Yalnız olduğundan şikayet eden başka bir danışanımla telefonla görüştüğümüzde: “ şu an evde tek başınayım ve sıkıntılıyım. Sanki panik durumundayım. Panik olmamın nedeni evde tek başına olmam değil, bu koca şehirde yalnız olmam. Çok korkuyorum ve bundan nasıl kurtulacağımı bilmiyorum. Bu koca şehirde yaşamama rağmen resmen rüzgarda savrulan bir ot gibiyim. Ve çok yalnızım. Korkuyorum!

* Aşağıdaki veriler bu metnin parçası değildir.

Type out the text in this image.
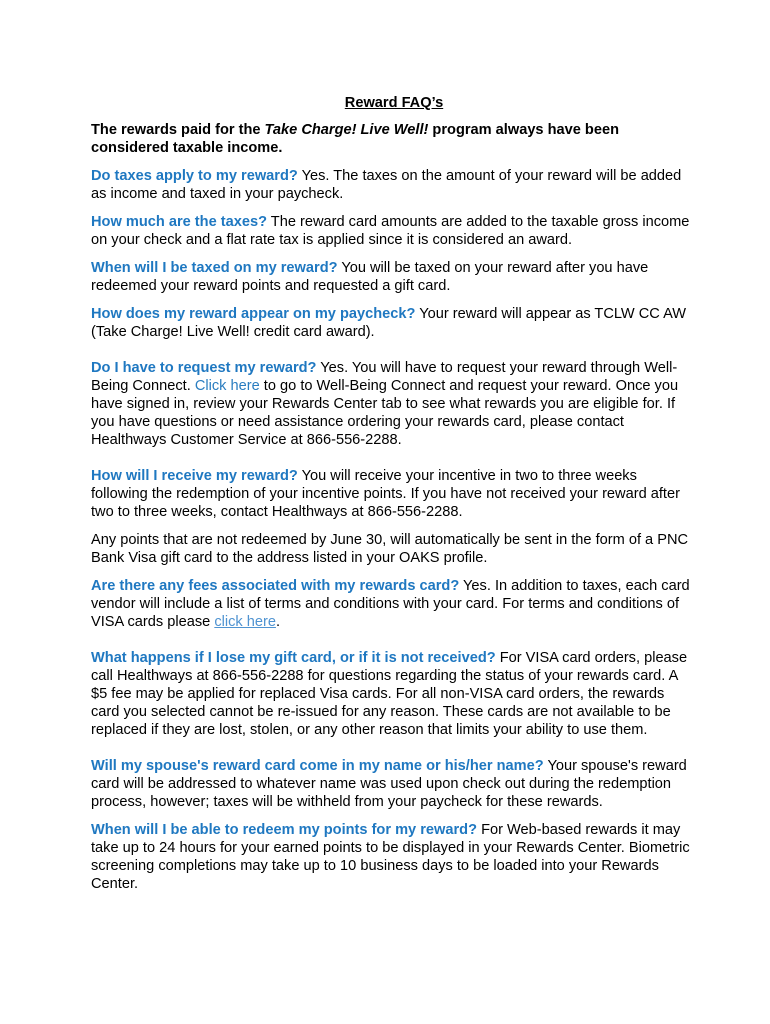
Reward FAQ’s
The rewards paid for the Take Charge! Live Well! program always have been considered taxable income.
Do taxes apply to my reward? Yes. The taxes on the amount of your reward will be added as income and taxed in your paycheck.
How much are the taxes? The reward card amounts are added to the taxable gross income on your check and a flat rate tax is applied since it is considered an award.
When will I be taxed on my reward? You will be taxed on your reward after you have redeemed your reward points and requested a gift card.
How does my reward appear on my paycheck? Your reward will appear as TCLW CC AW (Take Charge! Live Well! credit card award).
Do I have to request my reward? Yes. You will have to request your reward through Well-Being Connect. Click here to go to Well-Being Connect and request your reward. Once you have signed in, review your Rewards Center tab to see what rewards you are eligible for. If you have questions or need assistance ordering your rewards card, please contact Healthways Customer Service at 866-556-2288.
How will I receive my reward? You will receive your incentive in two to three weeks following the redemption of your incentive points. If you have not received your reward after two to three weeks, contact Healthways at 866-556-2288.
Any points that are not redeemed by June 30, will automatically be sent in the form of a PNC Bank Visa gift card to the address listed in your OAKS profile.
Are there any fees associated with my rewards card? Yes. In addition to taxes, each card vendor will include a list of terms and conditions with your card. For terms and conditions of VISA cards please click here.
What happens if I lose my gift card, or if it is not received? For VISA card orders, please call Healthways at 866-556-2288 for questions regarding the status of your rewards card. A $5 fee may be applied for replaced Visa cards. For all non-VISA card orders, the rewards card you selected cannot be re-issued for any reason. These cards are not available to be replaced if they are lost, stolen, or any other reason that limits your ability to use them.
Will my spouse's reward card come in my name or his/her name? Your spouse's reward card will be addressed to whatever name was used upon check out during the redemption process, however; taxes will be withheld from your paycheck for these rewards.
When will I be able to redeem my points for my reward? For Web-based rewards it may take up to 24 hours for your earned points to be displayed in your Rewards Center. Biometric screening completions may take up to 10 business days to be loaded into your Rewards Center.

Gittikçe daha da yalnız oluyorum, yalnız kalıyorum!” demişti.

Danışanımla telefonu kapattıktan sonra, bu koskoca kentte insanların birbirlerine yabancılaşmalarını ve kalabalık yalnızlığının nasıl bizi ele geçirdiğini düşünürken, bir ulusal gazete, Haydar Ergülen'in bir paylaşımı dikkatimi çekti. Bakın ne diyordu?;

“Sizde fazla mavi var mı?,

Fazla bir gökyüzü,

Fazla bir cumartesi,

Fazla bir gülüş?

Sizde fazla bir hayat var mı?”

Ne güzel diyordu. Bu karmaşık, çıkar örüntüsüyle dolu yaşadığımız kentlerde ihtiyacımız olan duyguları, eksikliğini hissettiklerimizi dile getiriyordu, haykırıyordu. 

Amerika Birleşik Devletleri'nde zengin ve fakir öğrenciler arasında yapılan bir araştırmada, fakir öğrencilerdeki yalnızlık ve depresyon hissinin, zengin öğrencilerden daha fazla bulunması dikkati çekmiş ve fakir öğrencilerde görülenin, duygusal yalnızlık olduğu tespit edilmiştir. Bu tür yalnızlık, milletlerin karakterlerine göre değişmektedir. Aynı araştırmada yabancı öğrenciler de incelenmiş ve neticede, yabancıların sosyal yalnızlık içinde oldukları saptanmıştır. 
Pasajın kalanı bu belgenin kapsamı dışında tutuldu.